We are looking for an ambitious individual who never gets tired of handling a large pool of unstructured data sources generated from multiple online and offline sources.
Data is the most important fuel for the solutions we build at our company. Build tools and frameworks which can scrape data without much developer intervention.
Our goal is to build 100K+ of stable data pipelines. This requires a high degree of automation processes. As a Web Scraping focused Data Engineer, you will be responsible for extracting and ingesting data from websites using web crawling tools.

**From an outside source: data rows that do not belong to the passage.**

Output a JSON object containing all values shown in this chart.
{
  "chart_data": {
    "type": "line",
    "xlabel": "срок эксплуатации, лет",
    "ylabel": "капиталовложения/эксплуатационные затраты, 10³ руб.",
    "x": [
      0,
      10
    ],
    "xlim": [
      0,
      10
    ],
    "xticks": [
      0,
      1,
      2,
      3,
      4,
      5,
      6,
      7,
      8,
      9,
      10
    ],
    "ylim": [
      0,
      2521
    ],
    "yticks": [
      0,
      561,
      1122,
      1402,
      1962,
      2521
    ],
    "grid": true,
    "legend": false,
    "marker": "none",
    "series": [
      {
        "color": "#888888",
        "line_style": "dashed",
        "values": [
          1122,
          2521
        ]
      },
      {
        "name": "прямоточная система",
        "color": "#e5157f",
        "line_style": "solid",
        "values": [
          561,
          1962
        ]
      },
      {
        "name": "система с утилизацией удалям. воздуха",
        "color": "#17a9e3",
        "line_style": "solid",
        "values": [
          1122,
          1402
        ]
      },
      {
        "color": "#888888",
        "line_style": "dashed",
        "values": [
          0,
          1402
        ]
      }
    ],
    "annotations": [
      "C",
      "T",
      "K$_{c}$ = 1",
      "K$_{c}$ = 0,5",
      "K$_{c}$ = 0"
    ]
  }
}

In this role, you will own the creation process of these tools, services, and workflows to improve crawl/scrape analysis, reports, and data management. We will rely on you to test the data and the scrape to ensure accuracy and quality. You will own the process to identify and rectify any issues with breaks as well as scale scrapes as needed.
- Experience running large scale web scrapes
- Solid Python knowledge
- Familiarity with techniques and tools for crawling, extracting, and processing data (e.g. Scrapy, pandas, MapReduce, SQL, BeautifulSoup, etc).
- Familiarity with PDF files management and text/object extraction tools including OCR.
- Experience in e-commerce web scraping is a plus
- Work experience with NoSQL databases to store raw data is a plus
- Experience with version control, open-source practices, and code review
- Experience with applications designed to display archived web content
- Great communication skills (written and Spoken in English)